Beach House seem to grow with each album, and this year's Teen Dream was a marvel. Lo-fi organ, plucked guitar - the basic elements rarely seem to change very much, but the recipe always seems to work. On one level, it sounds like something from a well-crafted French mixtape. But those fibrous, wire-drawn guitars haunt the ear, with a twang that reminds me of Town and Country. And there is something inescapably dolorous about the voice of Victoria Legrand. Let's see what she can do with a phone book.



4. Flying Lotus

I remember listening to Cosmogramma late at night in the country with the windows down in my car, and thinking - woah, THIS is the album for late-night driving. Which it is. Or one of them, at least. Deeper than Los Angeles and more finely honed, this was an album that seemed to offer more the more you listened. Miracles of purified pop such as MmmHmm sit alongside hushed, half-buried gems like Thom Yorke number And The World Laughs With You - a song that would be the centrepiece of most ordinary albums.

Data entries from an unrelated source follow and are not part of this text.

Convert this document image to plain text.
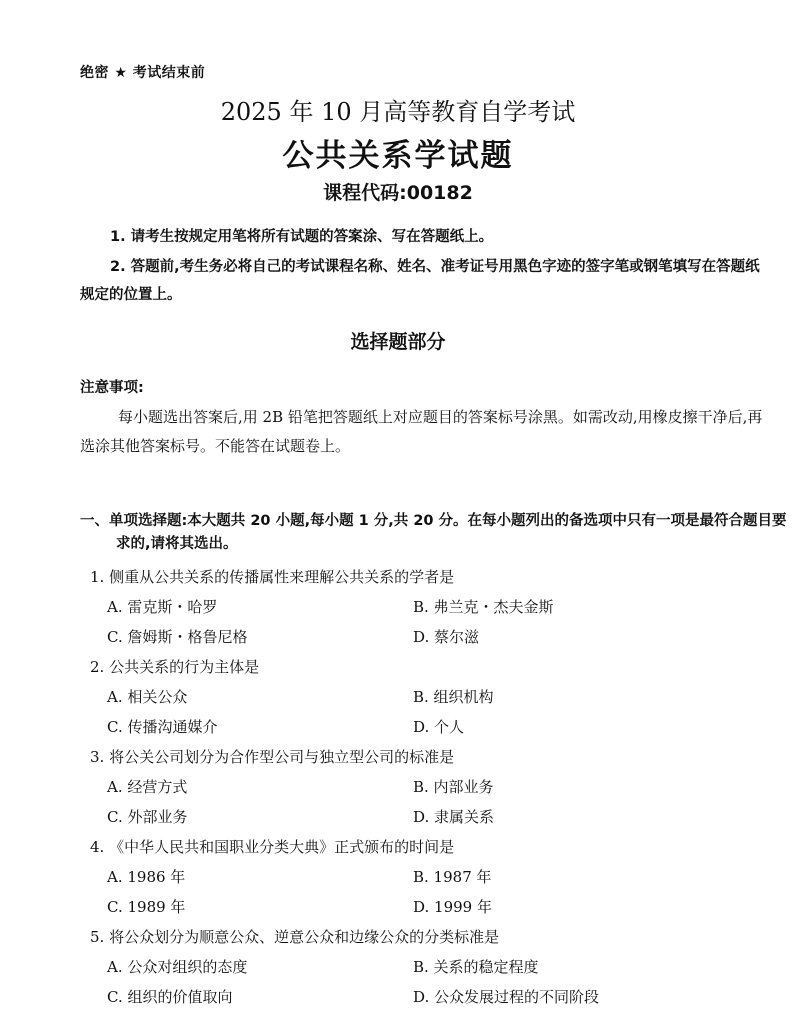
绝密 ★ 考试结束前
2025 年 10 月高等教育自学考试
公共关系学试题
课程代码:00182
1. 请考生按规定用笔将所有试题的答案涂、写在答题纸上。
2. 答题前,考生务必将自己的考试课程名称、姓名、准考证号用黑色字迹的签字笔或钢笔填写在答题纸规定的位置上。
选择题部分
注意事项:
每小题选出答案后,用 2B 铅笔把答题纸上对应题目的答案标号涂黑。如需改动,用橡皮擦干净后,再选涂其他答案标号。不能答在试题卷上。
一、单项选择题:本大题共 20 小题,每小题 1 分,共 20 分。在每小题列出的备选项中只有一项是最符合题目要求的,请将其选出。
1. 侧重从公共关系的传播属性来理解公共关系的学者是
A. 雷克斯・哈罗	B. 弗兰克・杰夫金斯
C. 詹姆斯・格鲁尼格	D. 蔡尔滋
2. 公共关系的行为主体是
A. 相关公众	B. 组织机构
C. 传播沟通媒介	D. 个人
3. 将公关公司划分为合作型公司与独立型公司的标准是
A. 经营方式	B. 内部业务
C. 外部业务	D. 隶属关系
4. 《中华人民共和国职业分类大典》正式颁布的时间是
A. 1986 年	B. 1987 年
C. 1989 年	D. 1999 年
5. 将公众划分为顺意公众、逆意公众和边缘公众的分类标准是
A. 公众对组织的态度	B. 关系的稳定程度
C. 组织的价值取向	D. 公众发展过程的不同阶段
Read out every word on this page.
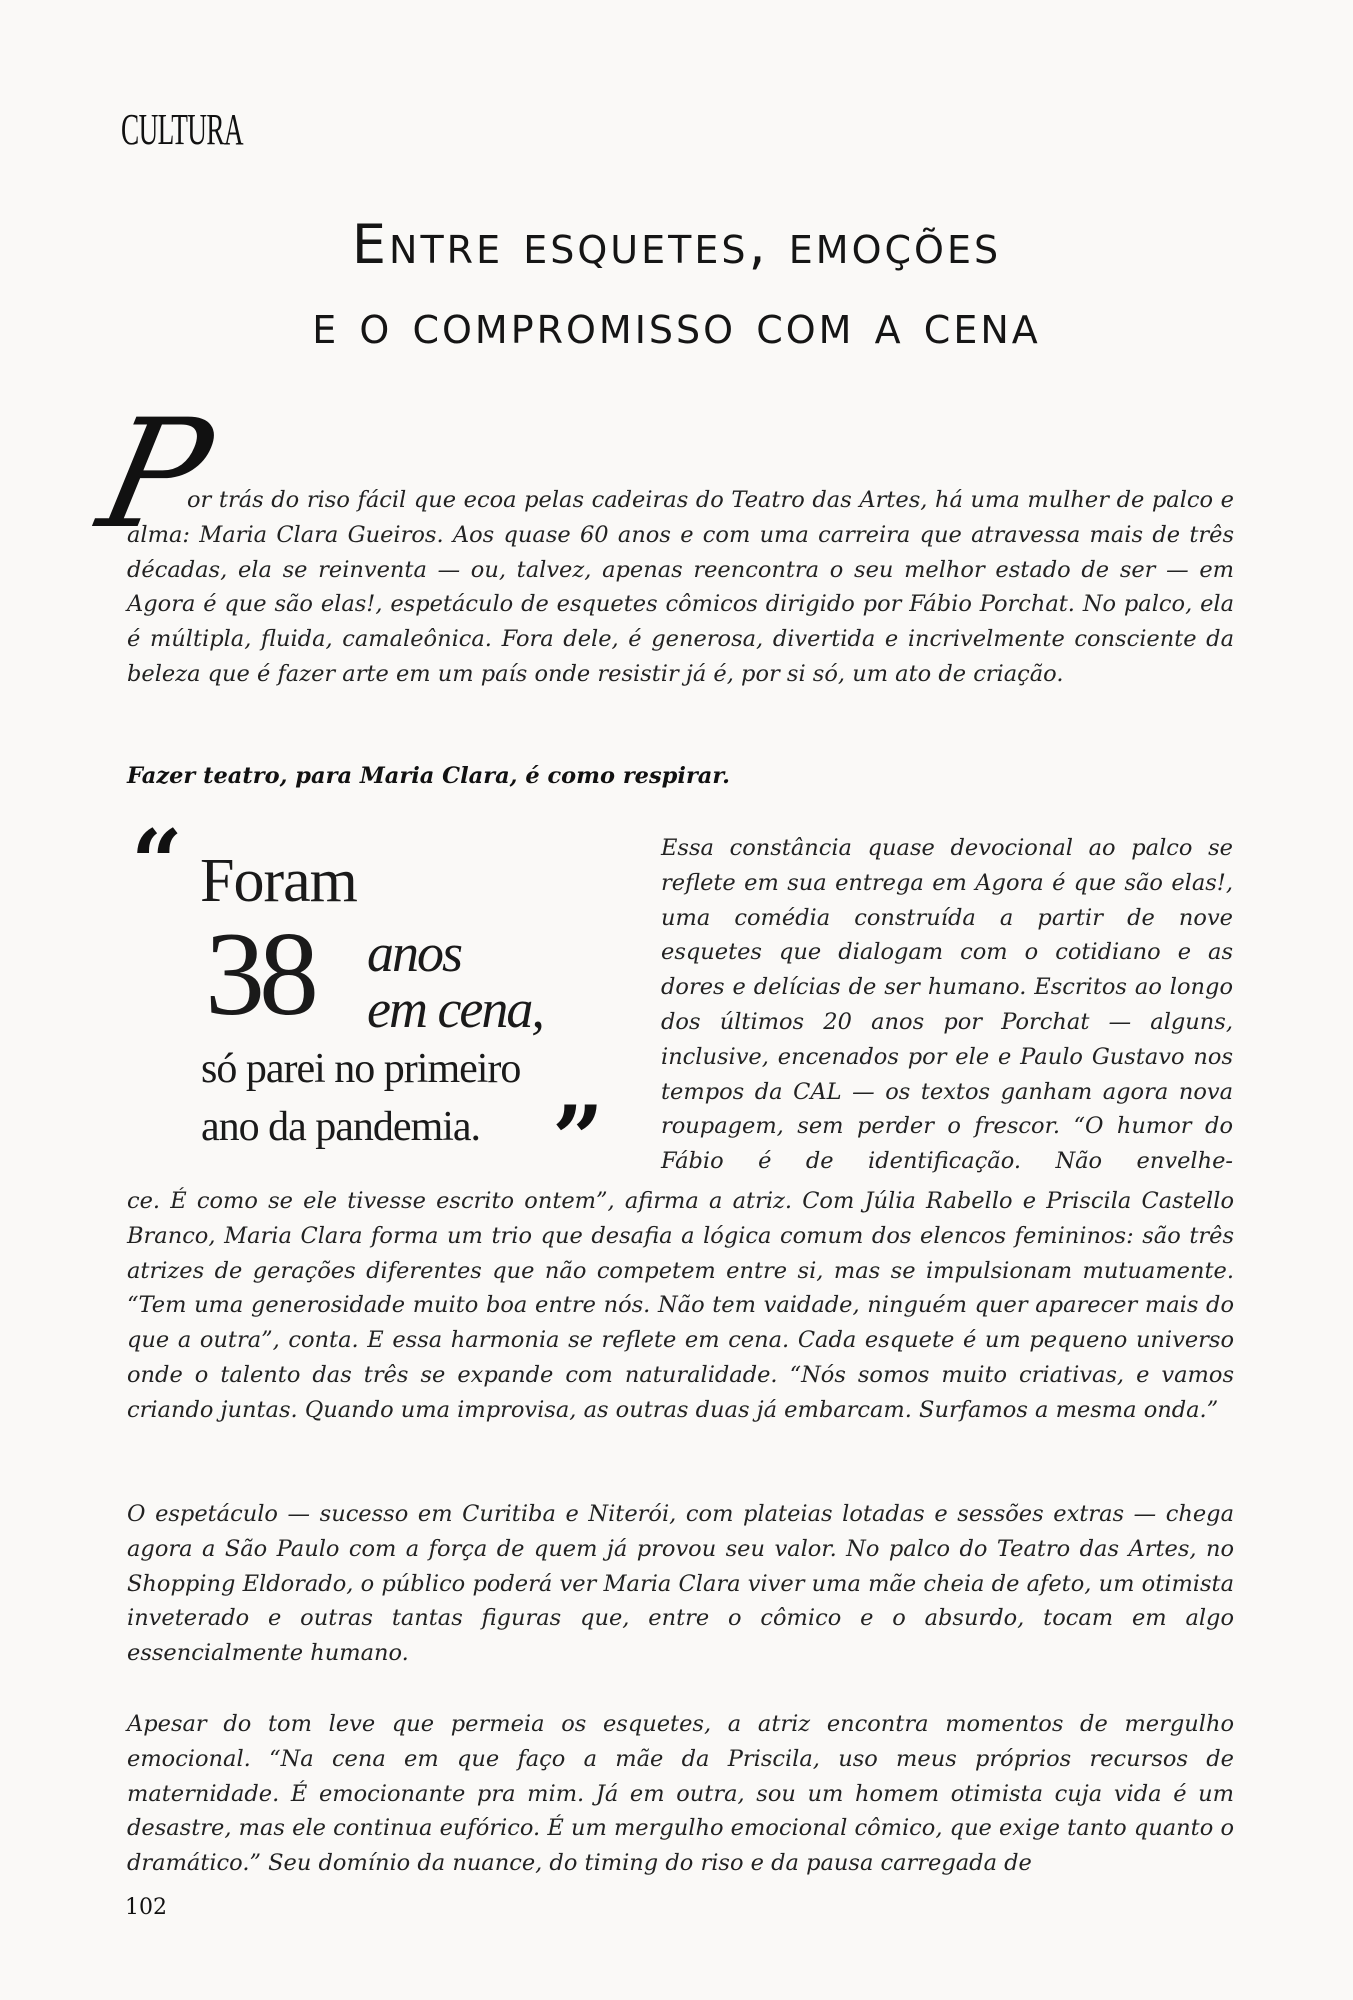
CULTURA
Entre esquetes, emoções
e o compromisso com a cena
P

or trás do riso fácil que ecoa pelas cadeiras do Teatro das Artes, há uma mulher de palco e alma: Maria Clara Gueiros. Aos quase 60 anos e com uma carreira que atravessa mais de três décadas, ela se reinventa — ou, talvez, apenas reencontra o seu melhor estado de ser — em Agora é que são elas!, espetáculo de esquetes cômicos dirigido por Fábio Porchat. No palco, ela é múltipla, fluida, camaleônica. Fora dele, é generosa, divertida e incrivelmente consciente da beleza que é fazer arte em um país onde resistir já é, por si só, um ato de criação.

Fazer teatro, para Maria Clara, é como respirar.
“ Foram
38 anos
em cena,
só parei no primeiro
ano da pandemia. ”

Essa constância quase devocional ao palco se reflete em sua entrega em Agora é que são elas!, uma comédia construída a partir de nove esquetes que dialogam com o cotidiano e as dores e delícias de ser humano. Escritos ao longo dos últimos 20 anos por Porchat — alguns, inclusive, encenados por ele e Paulo Gustavo nos tempos da CAL — os textos ganham agora nova roupagem, sem perder o frescor. “O humor do Fábio é de identificação. Não envelhe-

ce. É como se ele tivesse escrito ontem”, afirma a atriz. Com Júlia Rabello e Priscila Castello Branco, Maria Clara forma um trio que desafia a lógica comum dos elencos femininos: são três atrizes de gerações diferentes que não competem entre si, mas se impulsionam mutuamente. “Tem uma generosidade muito boa entre nós. Não tem vaidade, ninguém quer aparecer mais do que a outra”, conta. E essa harmonia se reflete em cena. Cada esquete é um pequeno universo onde o talento das três se expande com naturalidade. “Nós somos muito criativas, e vamos criando juntas. Quando uma improvisa, as outras duas já embarcam. Surfamos a mesma onda.”

O espetáculo — sucesso em Curitiba e Niterói, com plateias lotadas e sessões extras — chega agora a São Paulo com a força de quem já provou seu valor. No palco do Teatro das Artes, no Shopping Eldorado, o público poderá ver Maria Clara viver uma mãe cheia de afeto, um otimista inveterado e outras tantas figuras que, entre o cômico e o absurdo, tocam em algo essencialmente humano.

Apesar do tom leve que permeia os esquetes, a atriz encontra momentos de mergulho emocional. “Na cena em que faço a mãe da Priscila, uso meus próprios recursos de maternidade. É emocionante pra mim. Já em outra, sou um homem otimista cuja vida é um desastre, mas ele continua eufórico. É um mergulho emocional cômico, que exige tanto quanto o dramático.” Seu domínio da nuance, do timing do riso e da pausa carregada de

102
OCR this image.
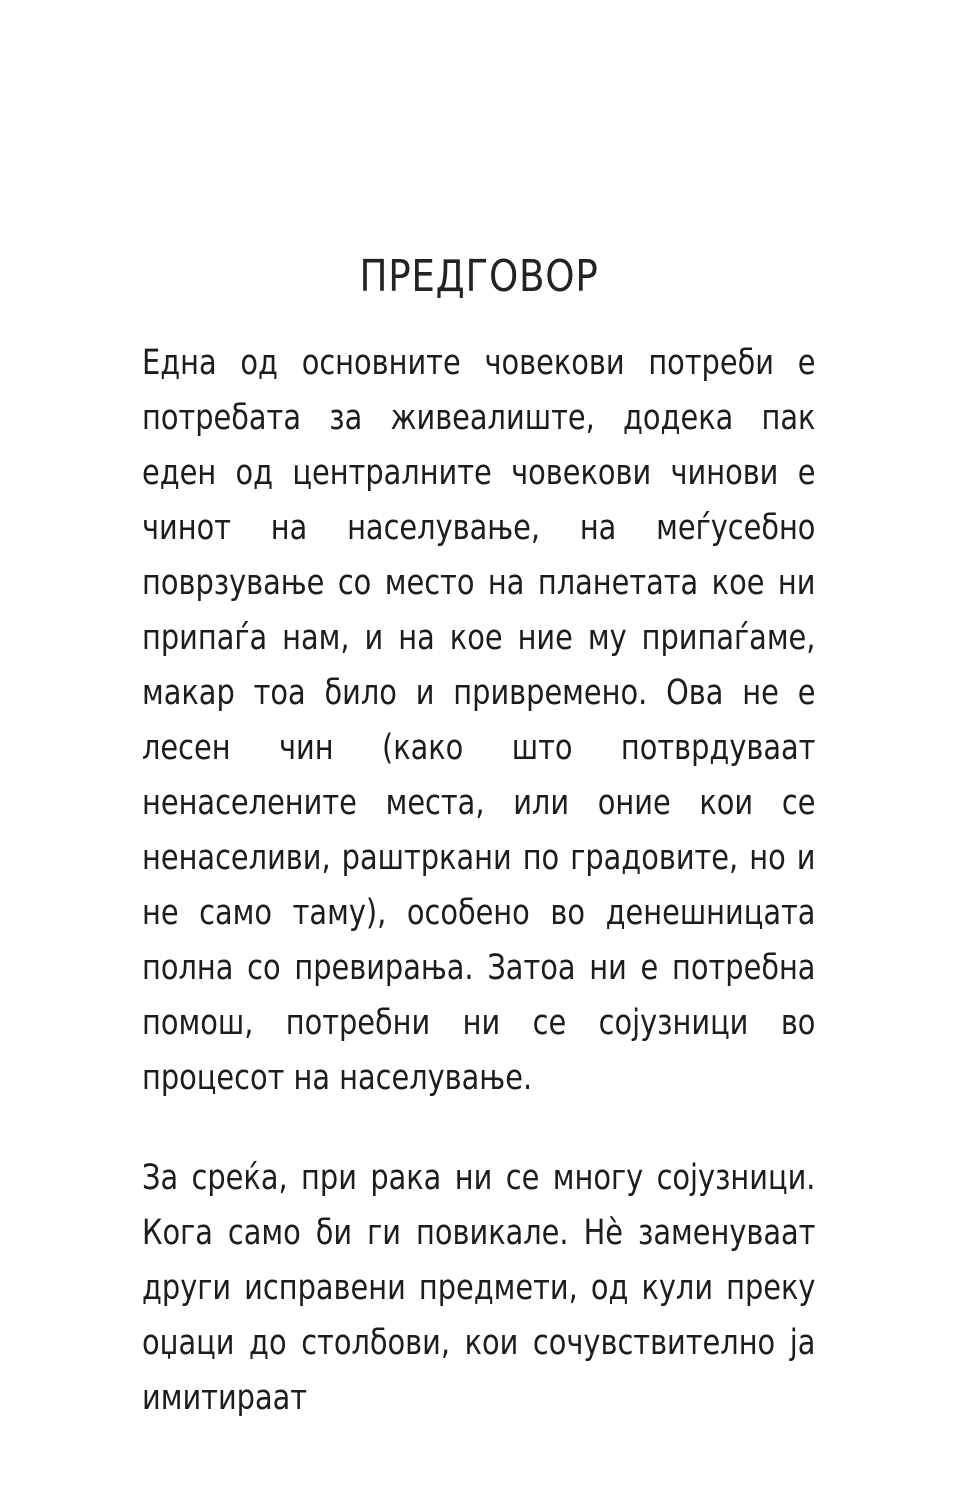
ПРЕДГОВОР

Една од основните човекови потреби е потребата за живеалиште, додека пак еден од централните човекови чинови е чинот на населување, на меѓусебно поврзување со место на планетата кое ни припаѓа нам, и на кое ние му припаѓаме, макар тоа било и привремено. Ова не е лесен чин (како што потврдуваат ненаселените места, или оние кои се ненаселиви, раштркани по градовите, но и не само таму), особено во денешницата полна со превирања. Затоа ни е потребна помош, потребни ни се сојузници во процесот на населување.

За среќа, при рака ни се многу сојузници. Кога само би ги повикале. Нè заменуваат други исправени предмети, од кули преку оџаци до столбови, кои сочувствително ја имитираат
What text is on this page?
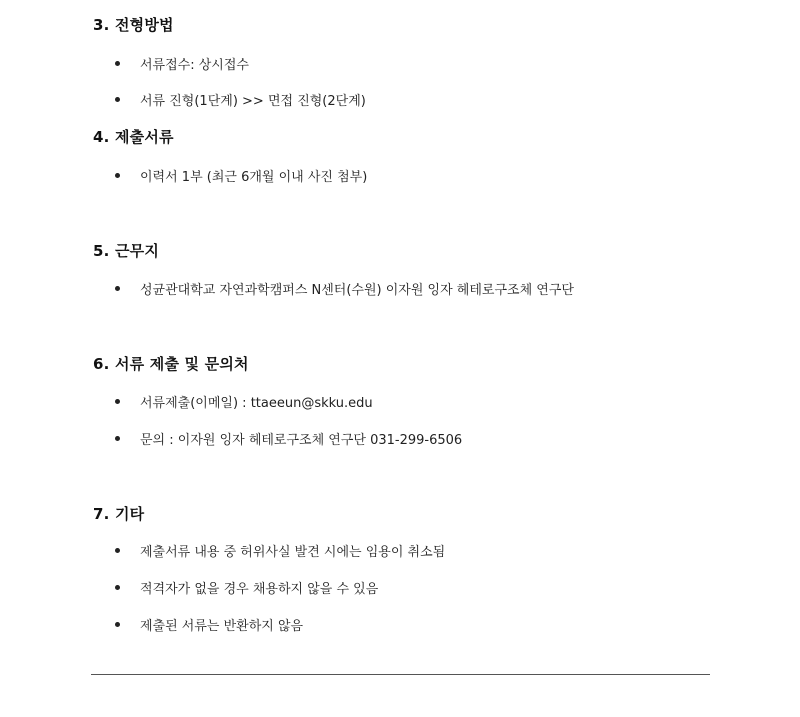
3. 전형방법
서류접수: 상시접수
서류 진형(1단계) >> 면접 진형(2단계)
4. 제출서류
이력서 1부 (최근 6개월 이내 사진 첨부)
5. 근무지
성균관대학교 자연과학캠퍼스 N센터(수원) 이자원 잉자 헤테로구조체 연구단
6. 서류 제출 및 문의처
서류제출(이메일) : ttaeeun@skku.edu
문의 : 이자원 잉자 헤테로구조체 연구단 031-299-6506
7. 기타
제출서류 내용 중 허위사실 발견 시에는 임용이 취소됨
적격자가 없을 경우 채용하지 않을 수 있음
제출된 서류는 반환하지 않음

There are plenty of broken beats in there too - although perhaps they sound more shattered, fractured or just smashed then anything else.
FlyLo got cross recently when he missed out on a Grammy for this album, but he has nothing to worry about - all the right people knew this was dynamite.



3. Local Natives

Gorilla Manor was for 2010 what the Fleet Foxes debut was for 2008. That this wasn't recognised more openly was one of the great disappointments of the year for me. The album sneaked out late last year, but drew wider attention upon its US release in February. Airplanes was the immediate hook - but tracks such as Cubism Dream and Stranger Things had a bewitching beauty to them that screamed of greatness. Attacked by some for sounding too much like too many other bands, they need to shed their influences - but have already landed one of the year's killer albums.



2. Twin Shadow

If Morrissey started listening to Junior Boys, it's possible this is the sort of record he would produce. Twin Shadow's George Lewis Jr unleashed Forget on the world this year like a man letting off a bomb. And when the bomb went off, it sounded like the 80s. At its best, utterly unbeatable, although the record is one of peaks and troughs. But what a talent - and God only knows what he could go on to achieve.



1. Oneohtrix Point Never

It's not an obvious thought, but it's increasingly becoming clear that Daniel Lopatin is this generation's answer to Aphex Twin. Musically, it's not really a fair comparison, but he is starting to look like the figurehead of modern electronic music - or even perhaps its saviour. When Rifts dropped last year, it was like a new civilisation had been uncovered, and the people in it all listened to Boards of Canada. This year, with Returnal, it felt like we had been given a secret glimpse of what the astronauts in 2001: A Space Odyssey might have listened to when they were off duty. Like so much great music today, it borrows from the past to take us somehow one step closer to the future. Deep, and mouthwateringly brilliant.